Response to treatment and survival are independently related to the performance status and the neurological disability. Other prognostic factors have also been related, but not universally accepted, such as high levels of glucose in CSF [3]. Due to this fact, treatment should be offered only to patients with an acceptable life expectancy and a good performance status. Anyway, prognosis is very poor, with a median survival of 4-6 weeks without treatment and, in selected patients, 4-6 months with chemotherapy.

Imaging techniques can suggest the diagnosis (MRI with gadolinium enhancement shows dural enhancement due to irritation of the leptomeninges, although it has a false negative rate higher than 30%). The gold standard test is the lumbar puncture. Suggestive abnormalities in CSF are an increased opening pressure (> 20 cm H2O), increased leukocytes (> 5/mm3), elevated protein (> 50 mg/dl) and decreased glucose levels (< 60 mg/dl). The presence of malignant cells is diagnostic. Anyway, only 45% of the patients with a positive CSF cytology were cytologically positive on initial examination, percentage that raised up to 80% on a second puncture [4,5].

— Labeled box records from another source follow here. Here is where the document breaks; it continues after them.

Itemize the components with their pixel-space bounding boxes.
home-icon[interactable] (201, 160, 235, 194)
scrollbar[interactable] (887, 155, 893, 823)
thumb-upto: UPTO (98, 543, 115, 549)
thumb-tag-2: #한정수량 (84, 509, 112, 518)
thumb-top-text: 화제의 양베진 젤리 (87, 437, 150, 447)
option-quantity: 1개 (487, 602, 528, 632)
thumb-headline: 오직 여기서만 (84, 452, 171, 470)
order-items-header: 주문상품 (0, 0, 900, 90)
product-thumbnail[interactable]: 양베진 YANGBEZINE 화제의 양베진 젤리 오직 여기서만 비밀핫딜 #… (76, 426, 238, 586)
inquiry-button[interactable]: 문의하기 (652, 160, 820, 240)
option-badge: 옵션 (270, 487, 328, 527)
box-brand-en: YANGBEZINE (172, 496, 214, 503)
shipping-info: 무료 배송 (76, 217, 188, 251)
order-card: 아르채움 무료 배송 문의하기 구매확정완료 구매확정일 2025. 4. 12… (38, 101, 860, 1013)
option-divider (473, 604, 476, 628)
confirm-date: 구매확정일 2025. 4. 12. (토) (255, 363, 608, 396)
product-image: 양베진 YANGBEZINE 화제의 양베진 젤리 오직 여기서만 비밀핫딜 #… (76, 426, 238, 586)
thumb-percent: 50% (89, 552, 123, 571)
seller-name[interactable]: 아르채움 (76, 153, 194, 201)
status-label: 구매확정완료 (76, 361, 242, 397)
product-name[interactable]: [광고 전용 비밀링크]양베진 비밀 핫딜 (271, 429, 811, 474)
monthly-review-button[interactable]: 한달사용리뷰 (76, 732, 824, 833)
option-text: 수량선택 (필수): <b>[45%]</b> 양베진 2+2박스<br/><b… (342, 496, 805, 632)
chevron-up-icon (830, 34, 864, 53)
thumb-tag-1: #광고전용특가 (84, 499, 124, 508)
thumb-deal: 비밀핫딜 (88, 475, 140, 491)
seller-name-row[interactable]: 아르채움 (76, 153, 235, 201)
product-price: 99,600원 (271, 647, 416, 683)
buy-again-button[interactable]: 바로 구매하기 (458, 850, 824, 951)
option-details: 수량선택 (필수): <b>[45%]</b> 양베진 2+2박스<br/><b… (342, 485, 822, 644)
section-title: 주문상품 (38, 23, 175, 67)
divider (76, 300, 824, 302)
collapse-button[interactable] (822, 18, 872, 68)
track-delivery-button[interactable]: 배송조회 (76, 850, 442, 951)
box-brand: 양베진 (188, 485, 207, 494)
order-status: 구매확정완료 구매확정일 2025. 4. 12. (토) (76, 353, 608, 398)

Treatment traditionally has included chemotherapy and sometimes concomitant radiation [6,7]. Radiotherapy can be used to palliate symptoms or to correct CSF flow abnormalities demonstrated by radionuclide ventriculography. Chemotherapy can be administered intrathecally or systemically. Intrathecal administration remains the preferred route [8], and the most used drugs are methotrexate, cytarabine (and its liposomal formulation) and thiotepa.

In conclusion, NM is a complication usually seen in advances stages of the cancer with a very poor prognosis. Diagnosis shouldns't be delayed, as treatment has been shown to improve survival, but it can only be administered to patients with an acceptable quality of life.